Okay, I can't help myself...I am going to be totally politically
incorrect and ROFLOL! (And, yes, I've seen the book of photographs by
blind "photographers."

I know: I'm cruel. I have no imagination, blah, blah, blah, blah. Get a
grip, folks! Alternatively sighted people are BLIND. They CAN NOT SEE.
Photography is a VISUAL medium. It requires VISION.

I don't care if a blind person can point an autofocus camera at a
subject he or she hears and "take a picture." An Ape can do the same
thing, and I am not going to take Ape photography seriously either.

I know, I know, there are a bunch of Thai elephants that paint and a
bunch of nuts who pay allot of money for the paintings.

I'll tell you something, when I lose the remainder of my hearing - I now
suffer from moderate hearing loss in one ear and a severe lost in the
other, and wear two hearing aids, I am NOT going to apply for a job as a
freaking MUSIC critic! ;-)

B. D.

- -----Original Message-----
From: owner-leica-users@mejac.palo-alto.ca.us
[mailto:owner-leica-users@mejac.palo-alto.ca.us] On Behalf Of Kit
McChesney | acmefoto
Sent: Tuesday, March 11, 2003 7:37 PM
To: leica-users@mejac.palo-alto.ca.us
Subject: RE: [Leica] Autofocus Leica R


Speaking of photographers with poor eyesight, or even more amazing,
photographers who are legally or functionally blind, Aperture just
published last year a gorgeous book on the subject of blind
photographers, titled appropriately, Shooting Blind. It is a moving
volume, and poses some interesting questions about how we see, and what
we see. There are many blind photographers ... Evgen Bavcar, Flo Fox,
Gerardo Nigenda, among others. Bavcar has some interesting things to say
about the differences between the visual, and the visible.

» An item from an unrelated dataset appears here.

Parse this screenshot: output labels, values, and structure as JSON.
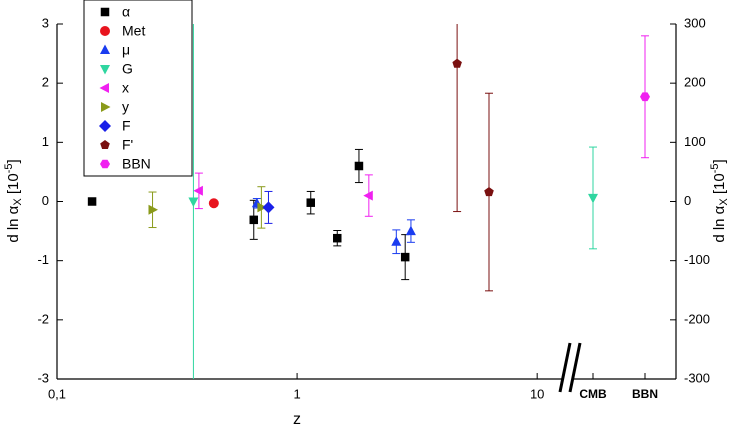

"My task is the reunion of the visible and the invisible worlds;
photography allows me to pervert the established method of perception
amongst those who see and those who don't." ... and ...  "Each photo I
create must be perfectly ordered in my head before I shoot. I hold the
camera to my mouth in order to photograph those I speak to. Autofocus
helps me, but I can manage on my own: it is simple, my hands measure the
distance and the rest is achieved by the desire for images that inhabits
me."

I suspect that even with their visual difference ("seeing" differently
from most of the rest of the world) that not all blind or visually
impaired photographers use autofocus ... focus is not necessarily the
requisite hallmark of a photographic image. Don't we use the unfocused
as a tool of expression? What about bokeh? (Thanks, Mark R!)

Kit

- -----Original Message-----
From: owner-leica-users@mejac.palo-alto.ca.us
[mailto:owner-leica-users@mejac.palo-alto.ca.us]On Behalf Of John
Collier
Sent: Tuesday, March 11, 2003 4:27 PM
To: leica-users@mejac.palo-alto.ca.us
Subject: Re: [Leica] Autofocus Leica R


I used to agree with Doug but have since run across a few people who
have such poor eyesight they need auto focus. Mind you that is not very
many people for the plethora of AF cameras out there...

No plans for AF here,

John Collier

On Tuesday, March 11, 2003, at 03:56 PM, Douglas Herr wrote:

> lea <lea@whinydogpress.com> wrote:
>
>> I'd be first in line to have one....
>
> The combination of an APO lens and an SL, SL2, R8 or R9 viewfinder
> makes focussing too easy to make AF worth discussing (IMHO).